Ito took over where Fréchet left off, beginning by synthesizing PPHA by new means to produce a more temperature-stable polymer. Ito irradiated his PPHA, and the result was more a fizzle than a chain reaction: there was depolymerization, but not enough. Ito’s next move was to mix a well-known photoacid generator (PAG) into his PPHA and expose the mix to deep-UV light. PAGs are compounds that generate acid when exposed to light. Since both the PPHA chain and its capping group could be cleaved by acid, Ito thought the PAG might initiate the desired chain reaction. This time half of the PPHA unzipped. This was far better but still not good enough.

Meanwhile a new class of PAGs based on onium-salt compounds had recently emerged from both 3M and General Electric. These onium-salt PAGs produced notably strong acid, and many had the added virtue of stability at high temperatures. The potential of these new PAGs for polymer chemistry was broad, and the PAGs quickly generated interest. Remarkably, Willson learned about the 3M PAGs at almost the same time that Ito alighted upon the General Electric PAGs. Ito had been searching for another PAG to add to PPHA—one that was more temperature-stable and produced stronger acid than the traditional PAGs. At General Electric the chemist James Crivello had invented triphenylsulfonium hexafluoroantimonate (TPSHFA) for UV-induced polymerization, or “curing,” of epoxy resins. This onium salt generated a strong acid that catalyzed the polymerization. Ito hoped that in his PPHA photoresist system, the onium-salt PAG would initiate a strong chain reaction of unzipping.
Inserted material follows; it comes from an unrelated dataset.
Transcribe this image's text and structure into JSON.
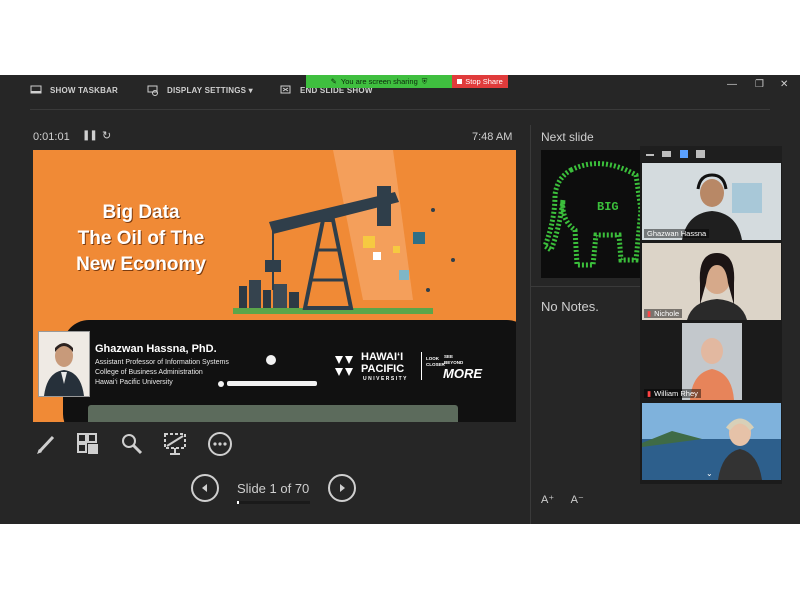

Willson vividly recalls the day when Ito first tested his novel mixture of PPHA and Crivello’s PAG as a deep UV photoresist. The results, Willson recalls, were “remarkable.” With the new onium-salt PAG and a dose of UV light 100 times less intense than that used in conventional photolithography, the PPHA rapidly and fully unzipped. Not only did the materials unzip, but the exposed regions of Ito’s mixture also completely vaporized, laying bare the underlying substrate. Ito’s material was a dramatic proof of concept of the chemical amplification scheme that Willson and Fréchet had advanced the previous year. At hand was a material with high resolution (the ability to produce fine patterns), high speed, and tremendously improved sensitivity to deep-UV radiation. Yet Ito’s PPHA system worked too well and not well at all. The vaporized photoresist material would hopelessly contaminate the lithography tools. Further, PPHA’s susceptibility to acid meant that it could offer little protection from acidic etching procedures and hence would be of little to no use in actual device fabrication.